La diplomatie tunisienne, le nouveau contexte


Pr. Khalifa Chater
Coexistence cordiale et souci de coopération, constituent les deux piliers de la diplomatie tunisienne, dans le cadre des relations bilatérales et des structures régionales (UMA, Ligue arabe, Union Africaine, partenariat euro-méditerranéen). Ni alignement, ni exclusion, mais volonté d'ouverture sur le monde. Son aire d'alliance principale, définie par son voisinage régional immédiat, depuis l'indépendance, met en valeur en premier lieu, ses relations maghrébines et ses enjeux de coopération dominants. Retour à la politique équilibrée, faisant valoir les priorités d'antan, le gouvernement tunisien post-troïka a restauré la philosophie de la diplomatie tunisienne, dans sa lettre et son esprit, tenant bien entendu compte du nouveau paysage politique, prenant ses distances des jeux de rôles et des velléités d'intervention dans la conjoncture du "printemps arabe". La défense de la souveraineté tunisienne, idéaltype bourguibien, est au-dessus de tout soupçon.
Les pays maghrébins constituent certes des alliés historiques. La prise en compte de la conjoncture d'épreuve nécessite, en effet, une adaptation aux circonstances, tout en sauvegardant les relations préférentielles. L'état actuel du chao conjoncturel libyen, conforté par l'implantation de Daech, à Syrte, à Derna, à Sabrata et bien-au-delà, devrait mettre à l'ordre du jour une coopération d'urgence, pour faire face aux défis communs ou du moins limiter les dégâts. Le gouvernement d'union Nationale de Fawez Sarraj, qui bénéficie de l'appui de la communauté internationale n'a pas encore réussi à se réapproprier la souveraineté. Une médiation tunisienne pourrait contribuer à transgresser l'opposition actuelle des gouvernements de Tobrouk et de Tripoli, dont la divergence idéologique est évidente. La région frontalière de la Tunisie semble lui échapper. Dans l'état actuel des choses, le Sud tunisien est à la merci des états d'âme du pouvoir établi, dans le voisinage. Les relations avec l'Algérie, font valoir un soutien réciproque et à toute épreuve : Coopération sécuritaire, concertation politique. La Tunisie a bénéficié de l'arrivée de touristes algériens, soutenant un secteur sinistré. Tout en développant ses relations, la Tunisie devrait réaffirmer ses liens stratégiques, avec l'Egypte, qui a réussi, à l'instar de la Tunisie, à échapper à la stratégie du chao, qui a remis en cause l'Etat-nation, en Irak et en Syrie et soumis à rude épreuve la Libye et le Yémen.

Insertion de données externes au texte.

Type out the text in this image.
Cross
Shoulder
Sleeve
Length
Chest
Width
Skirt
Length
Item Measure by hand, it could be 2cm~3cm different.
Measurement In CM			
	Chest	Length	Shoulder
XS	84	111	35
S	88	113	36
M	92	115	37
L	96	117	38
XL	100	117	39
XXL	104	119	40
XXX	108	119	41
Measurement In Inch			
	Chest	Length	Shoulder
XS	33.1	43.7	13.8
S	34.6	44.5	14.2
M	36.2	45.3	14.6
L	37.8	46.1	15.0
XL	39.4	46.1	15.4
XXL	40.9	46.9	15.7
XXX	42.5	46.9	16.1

Conclusion : Il faudrait agir au-delà de la pesanteur de la conjoncture et ne pas perdre de vue les perspectives d'avenir, avec leurs processus d'évolution, d'alternance des pouvoirs et des redéfinitions des enjeux, en conséquences. La future reconstruction libyenne, le redressement global de la Tunisie, l'affirmation de la continuité au Maroc et en Mauritanie et l'éventuelle reconversion de l'économie algérienne, en relation avec la chute du prix du pétrole et du gaz, pourraient permettre l'édification d'un partenariat de solidarité, qui aurait intérêt à s'assurer l'ouverture sur l'aire arabe, l'Afrique subsaharienne et l'Europe, appelée suite au Brexit, à une reconstruction, pouvant ouvrir au Maghreb, de nouvelles perspectives de coopération.